TERAMO – Carlo Toto e gli altri otto imputati non hanno compiuto inadempienze per quanto riguarda la manutenzione dei sette viadotti del tratto teramano dell’autostrada A24. Lo ha stabilito il Gup Lorenzo Prudenzano che ha assolto gli imputati del Gruppo Toto nel processo relativo alla sicurezza dei viadotti dell’A24, perché «il fatto non sussiste». I pm avevano chiesto condanne per 22 anni complessivi: tre per Carlo Toto, l’imprenditore a capo del gruppo che controlla Strada dei Parchi. Si erano schierate come parti civili anche il Codacons e Ministero dei Trasporti.

Il gruppo Toto esulta per essere stato assolto, anche in considerazione della revoca della concessione decisa dal precedente governo: «La nuova e ulteriore assoluzione è di grande rilevanza sia perché rappresenta motivo di rassicurazione per tutti gli utenti delle tratte autostradali interessate, sia perché tale esito dei procedimenti penali intentati nei confronti di Strada dei Parchi e dei suoi amministratori smonta in modo incontrovertibile e in via definitiva le ragioni, infondate, che furono alla base del provvedimento con cui il governo precedente ha disposto la revoca in danno della concessione» si legge in una nota.

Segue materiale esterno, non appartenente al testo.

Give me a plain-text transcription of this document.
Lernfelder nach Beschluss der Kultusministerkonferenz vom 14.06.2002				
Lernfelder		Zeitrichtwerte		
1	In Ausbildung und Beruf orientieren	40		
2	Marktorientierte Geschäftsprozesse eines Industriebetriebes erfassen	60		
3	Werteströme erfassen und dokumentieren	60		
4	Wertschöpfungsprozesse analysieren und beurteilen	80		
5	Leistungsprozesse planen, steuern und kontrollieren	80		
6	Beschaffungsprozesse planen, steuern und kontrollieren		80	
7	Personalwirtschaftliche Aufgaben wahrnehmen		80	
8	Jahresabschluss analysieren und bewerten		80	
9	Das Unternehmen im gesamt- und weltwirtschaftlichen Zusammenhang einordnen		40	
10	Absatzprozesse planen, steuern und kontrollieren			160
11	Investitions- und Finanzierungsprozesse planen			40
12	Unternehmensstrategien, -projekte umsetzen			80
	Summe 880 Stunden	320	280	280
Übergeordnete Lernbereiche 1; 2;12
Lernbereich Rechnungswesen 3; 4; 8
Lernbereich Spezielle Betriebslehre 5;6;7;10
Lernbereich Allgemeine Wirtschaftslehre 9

Le precisazioni proseguono: «quella norma, mai applicata in altre circostanze, si fondava sulla contestazione che la concessionaria non avrebbe eseguito la dovuta manutenzione ordinaria dei viadotti autostradali, in termini corrispondenti alle ipotesi di reato oggetto dei procedimenti giudiziari avviati dalle Procure dei Tribunali abruzzesi. Procedimenti di cui quello dell’Aquila è stato il primo a trovare conclusione avversa a tale ipotesi. Tesi ora condivisa dal Tribunale di Teramo».

La nota con cui il Gruppo Toto commenta il fatto di essere stato assolto conclude: «Tali opere di manutenzione, anche quelle oltre il programmato, sono state tutte approvate dal Ministero, per cui l’accusa di mancata manutenzione, più che falsa, appare ridicola».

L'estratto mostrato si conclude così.